Le maire de ma commune me l’a promis, le tracé ne passe pas par chez nous FAUX !

Réponse: Les promesses n'engagent que ceux qui les croient. Actuellement le fuseau MDS (Métropoles du Sud ) a été choisi, les études techniques sont en cours, de nombreux sondages de sols seront effectués et la déclaration d’utilité publique n’aura lieu que vers 2014, elle comprendra alors un fuseau étroit de 500 m. D'ici là, Stop TGV Coudon, en contact permanent avec RFF (Réseau Ferré de France) communiquera sur ce site les information à sa connaissance.
A ce stade des études, personne ne connaît le tracé qui sera retenu en fonction d'impératifs techniques.
On peut juste faire des suppositions, à partir des études réalisées par l’ AUDAT (agence d’urbanisme de l’Aire Toulonnaise).

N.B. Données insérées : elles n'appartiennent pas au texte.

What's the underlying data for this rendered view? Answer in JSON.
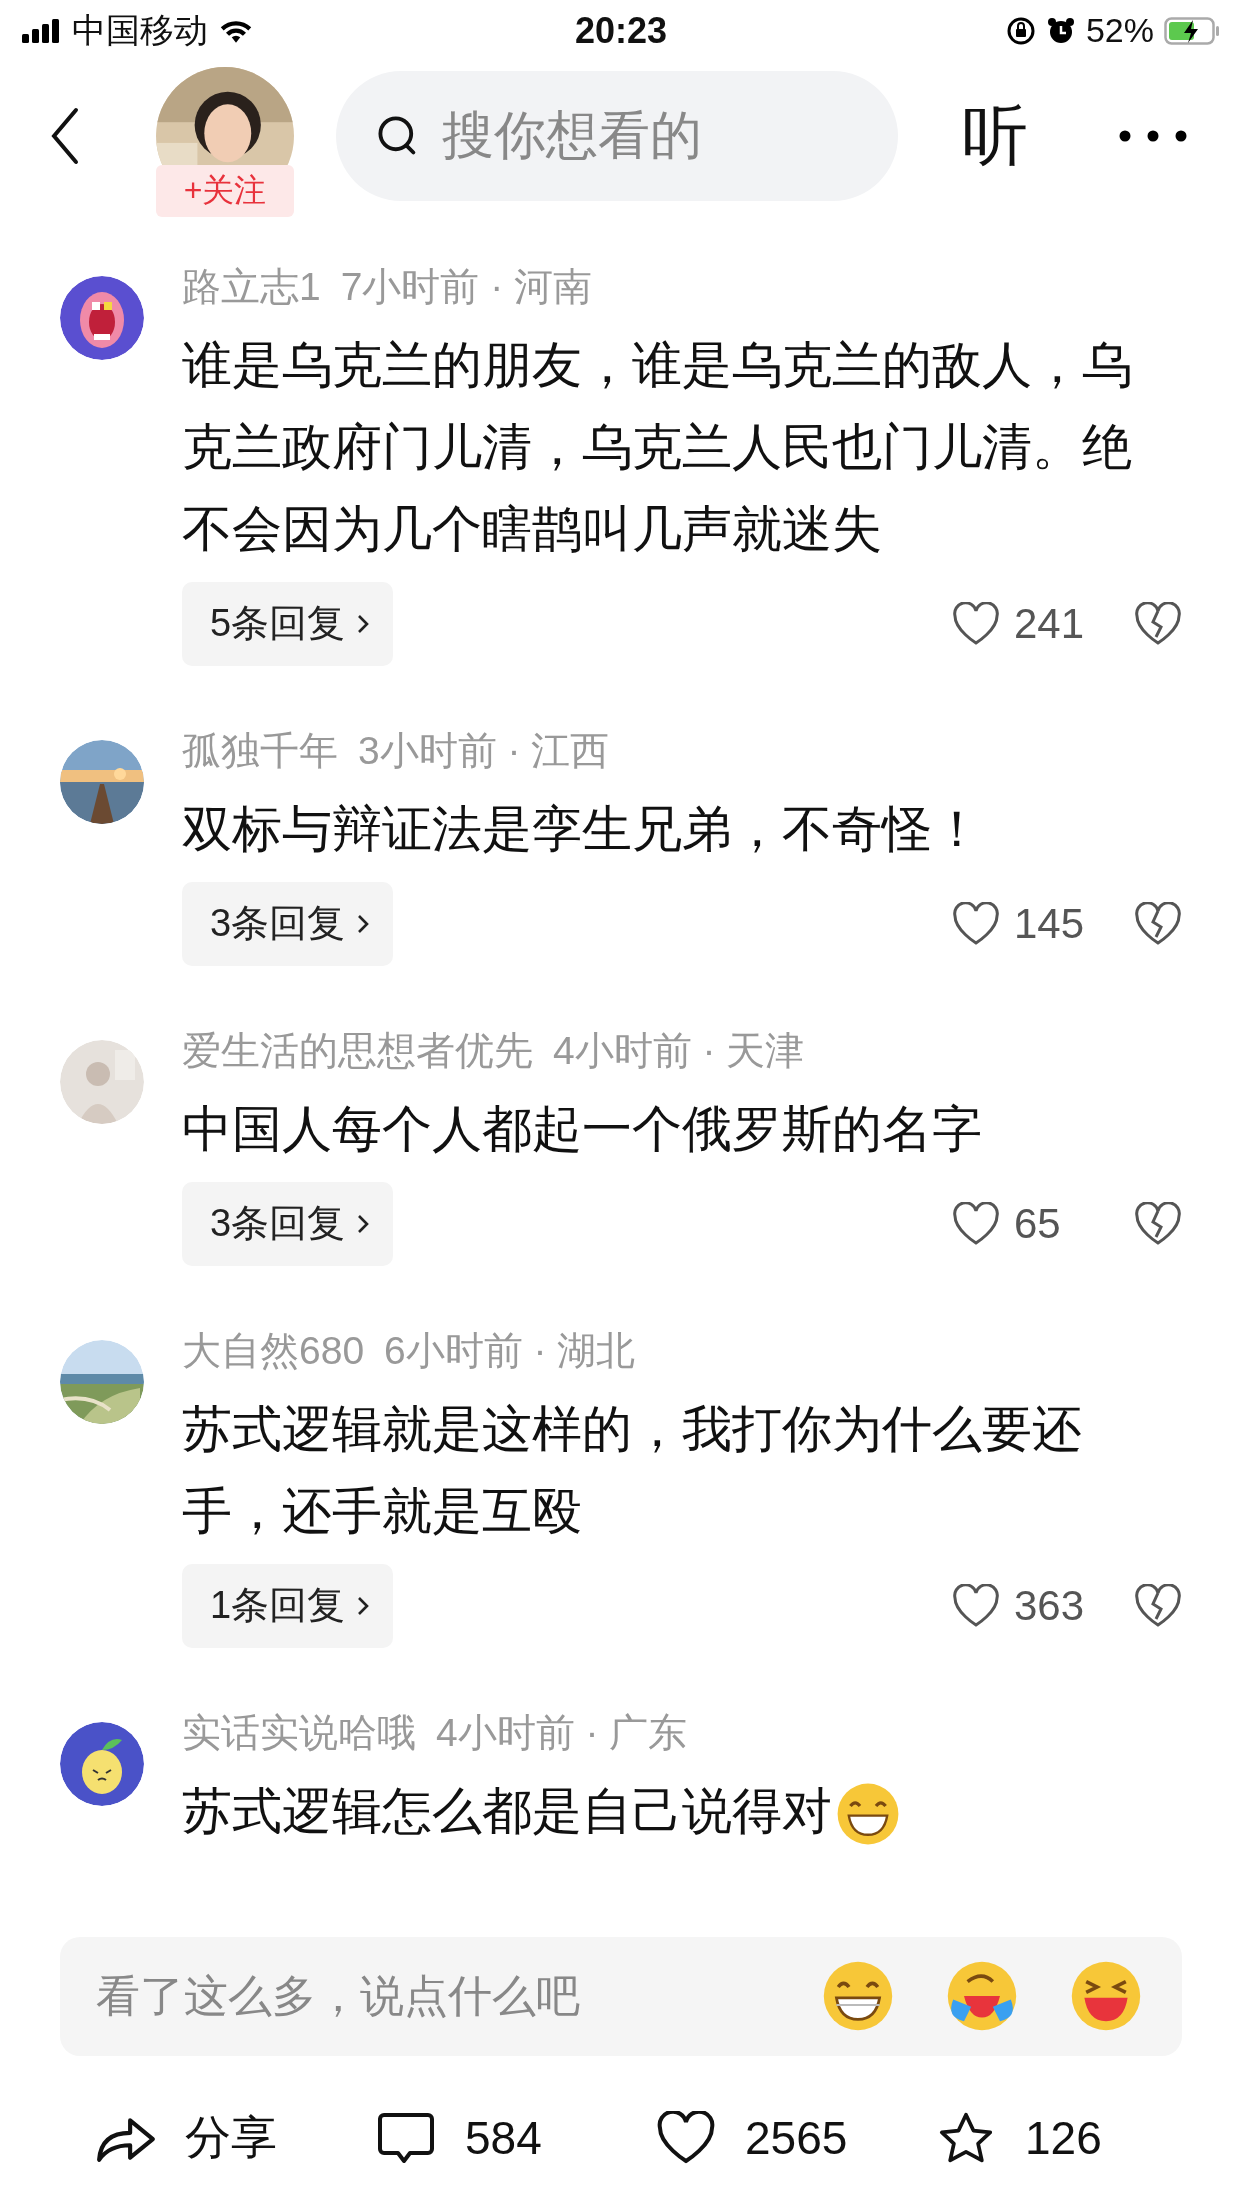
{
  "status_bar": {
    "carrier": "中国移动",
    "time": "20:23",
    "battery": "52%"
  },
  "header": {
    "follow": "+关注",
    "search": {
      "placeholder": "搜你想看的"
    },
    "listen": "听"
  },
  "comments": [
    {
      "user": "路立志1",
      "meta": "7小时前 · 河南",
      "text": "谁是乌克兰的朋友，谁是乌克兰的敌人，乌克兰政府门儿清，乌克兰人民也门儿清。绝不会因为几个瞎鹊叫几声就迷失",
      "replies": "5条回复",
      "likes": "241"
    },
    {
      "user": "孤独千年",
      "meta": "3小时前 · 江西",
      "text": "双标与辩证法是孪生兄弟，不奇怪！",
      "replies": "3条回复",
      "likes": "145"
    },
    {
      "user": "爱生活的思想者优先",
      "meta": "4小时前 · 天津",
      "text": "中国人每个人都起一个俄罗斯的名字",
      "replies": "3条回复",
      "likes": "65"
    },
    {
      "user": "大自然680",
      "meta": "6小时前 · 湖北",
      "text": "苏式逻辑就是这样的，我打你为什么要还手，还手就是互殴",
      "replies": "1条回复",
      "likes": "363"
    },
    {
      "user": "实话实说哈哦",
      "meta": "4小时前 · 广东",
      "text": "苏式逻辑怎么都是自己说得对",
      "emoji": true
    }
  ],
  "comment_input": {
    "placeholder": "看了这么多，说点什么吧"
  },
  "bottom_bar": {
    "share": "分享",
    "comments": "584",
    "likes": "2565",
    "favorites": "126"
  }
}
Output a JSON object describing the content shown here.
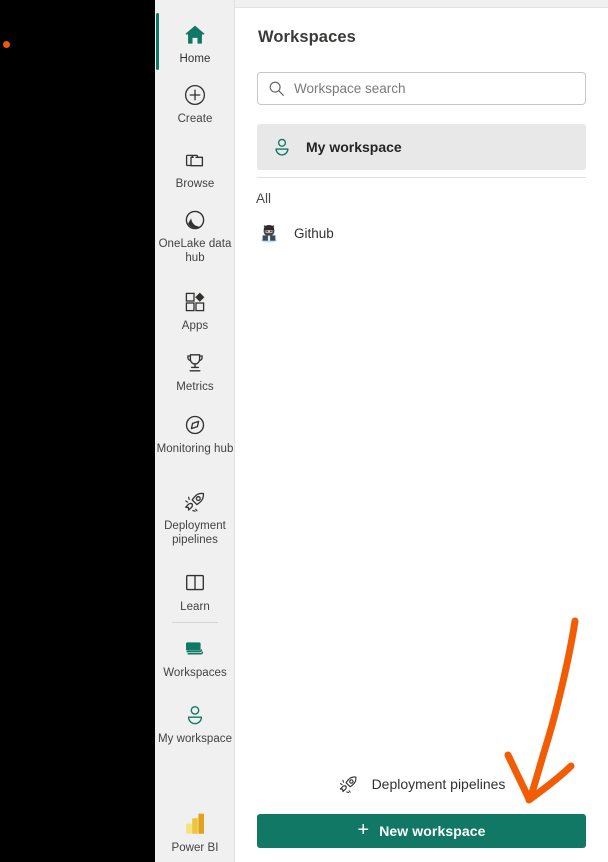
{
  "window": {
    "backdrop_color": "#000000",
    "artifact_dot_color": "#ef5a0a"
  },
  "theme": {
    "accent_green": "#117865",
    "rail_background": "#f0f0f0",
    "panel_background": "#ffffff",
    "selected_row_background": "#e8e8e8",
    "annotation_orange": "#f25c05",
    "powerbi_yellow": "#f2c811"
  },
  "nav_rail": {
    "selected_item": "Home",
    "items": [
      {
        "label": "Home",
        "icon": "home-icon",
        "selected": true
      },
      {
        "label": "Create",
        "icon": "plus-circle-icon",
        "selected": false
      },
      {
        "label": "Browse",
        "icon": "folder-icon",
        "selected": false
      },
      {
        "label": "OneLake data hub",
        "icon": "onelake-icon",
        "selected": false
      },
      {
        "label": "Apps",
        "icon": "apps-grid-icon",
        "selected": false
      },
      {
        "label": "Metrics",
        "icon": "trophy-icon",
        "selected": false
      },
      {
        "label": "Monitoring hub",
        "icon": "monitoring-gauge-icon",
        "selected": false
      },
      {
        "label": "Deployment pipelines",
        "icon": "rocket-icon",
        "selected": false
      },
      {
        "label": "Learn",
        "icon": "book-icon",
        "selected": false
      },
      {
        "label": "Workspaces",
        "icon": "workspaces-stack-icon",
        "selected": false
      },
      {
        "label": "My workspace",
        "icon": "person-icon",
        "selected": false
      },
      {
        "label": "Power BI",
        "icon": "power-bi-icon",
        "selected": false
      }
    ]
  },
  "panel": {
    "title": "Workspaces",
    "search": {
      "placeholder": "Workspace search",
      "value": "",
      "icon": "search-icon"
    },
    "pinned": {
      "label": "My workspace",
      "icon": "person-icon"
    },
    "section": {
      "label": "All",
      "items": [
        {
          "label": "Github",
          "icon": "github-avatar-icon"
        }
      ]
    },
    "footer": {
      "deployment_pipelines_label": "Deployment pipelines",
      "deployment_pipelines_icon": "rocket-icon",
      "new_workspace_label": "New workspace",
      "new_workspace_plus": "+"
    }
  },
  "annotation": {
    "type": "hand-drawn-arrow",
    "color": "#f25c05",
    "points_to": "New workspace"
  }
}
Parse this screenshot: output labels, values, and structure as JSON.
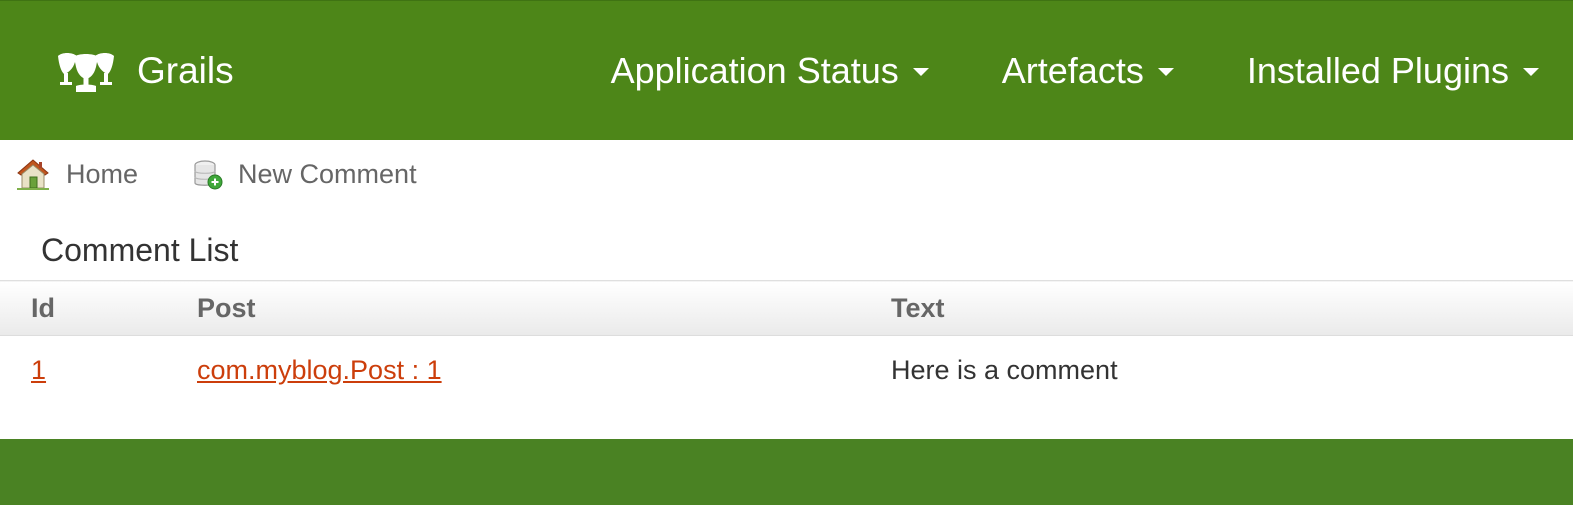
{
  "navbar": {
    "brand": "Grails",
    "menu": [
      {
        "label": "Application Status"
      },
      {
        "label": "Artefacts"
      },
      {
        "label": "Installed Plugins"
      }
    ]
  },
  "subnav": {
    "home": "Home",
    "new_comment": "New Comment"
  },
  "page": {
    "title": "Comment List"
  },
  "table": {
    "headers": [
      "Id",
      "Post",
      "Text"
    ],
    "rows": [
      {
        "id": "1",
        "post": "com.myblog.Post : 1",
        "text": "Here is a comment"
      }
    ]
  },
  "colors": {
    "navbar": "#4d8618",
    "footer": "#4a8223",
    "link": "#cc3e0b"
  },
  "icons": {
    "brand": "grails-chalice-icon",
    "home": "house-icon",
    "new": "database-add-icon",
    "dropdown": "caret-down-icon"
  }
}
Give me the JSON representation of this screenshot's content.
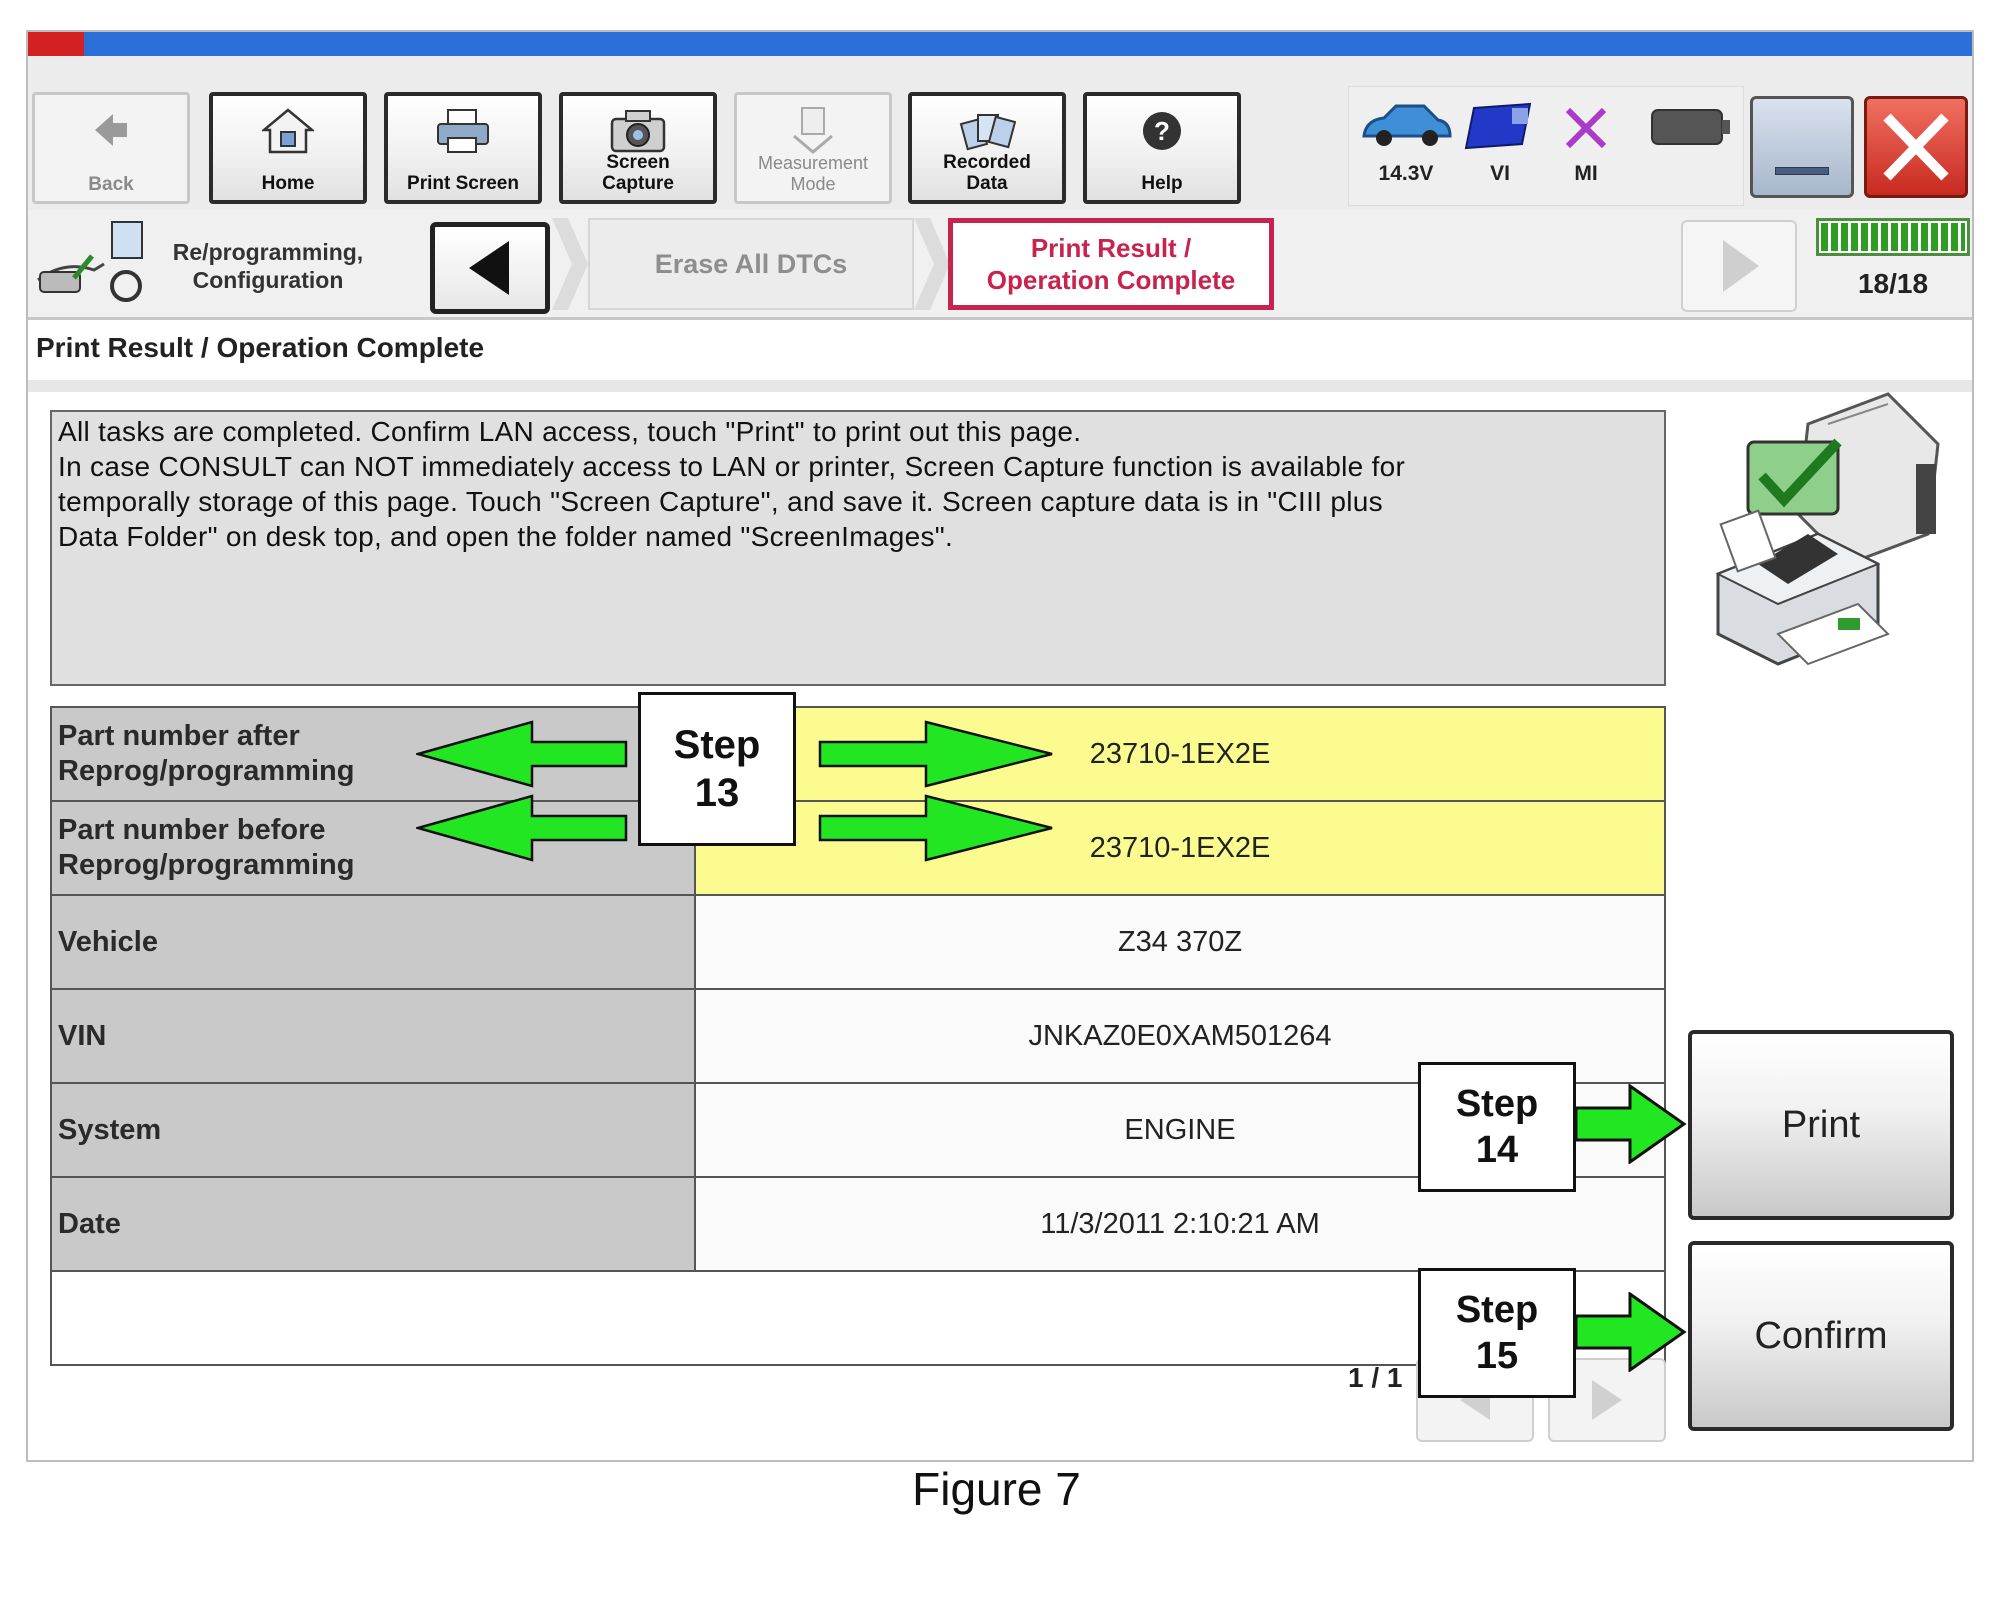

Le classement du COUDON du 9 décembre 2010 empêche le passage de la LGV. FAUX !

Réponse: Malheureusement non, le classement ne peut pas empêcher le passage de la ligne à grande vitesse.
La LGV est dite d’utilité publique aussi elle peut passer sur des sites protégés, classés, comme le Coudon ou les Maures.
Partout en France RFF a construit des ouvrages qui empiètent sur des zones classées.
Il a par contre plus de contraintes à respecter et donc un coût supplémentaire à construire dans ces zones.
C’est pourquoi STOPTGVCOUDON était très favorable au classement du Coudon et est intervenu auprès du commissaire enquêteur pour l'appuyer..

Cette LGV PACA, c'est l'avenir. FAUX !

Réponse: Pour tout projet il convient de faire un bilan avantages inconvénients.
 La LGV PACA apporterait un gain de 8 minutes sur un trajet Paris Toulon mais une délocalisation probable de la gare vers la périphérie même si la situation actuelle d’une gare au centre ville est satisfaisante pour les voyageurs. Et bien d’autres nuisances graves sur notre environnement comme sur nos finances.
Ce n’est pas un projet d’avenir c’est une menace que tous refusent (cf les manifestations de tout le Haut Var, de la communauté d’Aix, communauté de communes d'Aubagne …)
Même pour la SNCF la LGV devient un gouffre qui ne cesse de plomber les comptes.

Nos amis Niçois ont besoin d'une meilleure desserte ferroviaire. VRAI MAIS...

Réponse: Vrai, mais l’objectif d’un bon temps de parcours pour desservir Nice et désengorger son aéroport n’est pas optimisé par le choix du tracé Métropoles du Sud. Le tracé Côte D’Azur (passage dans le moyen Var) était plus performant, moins cher et plus réaliste.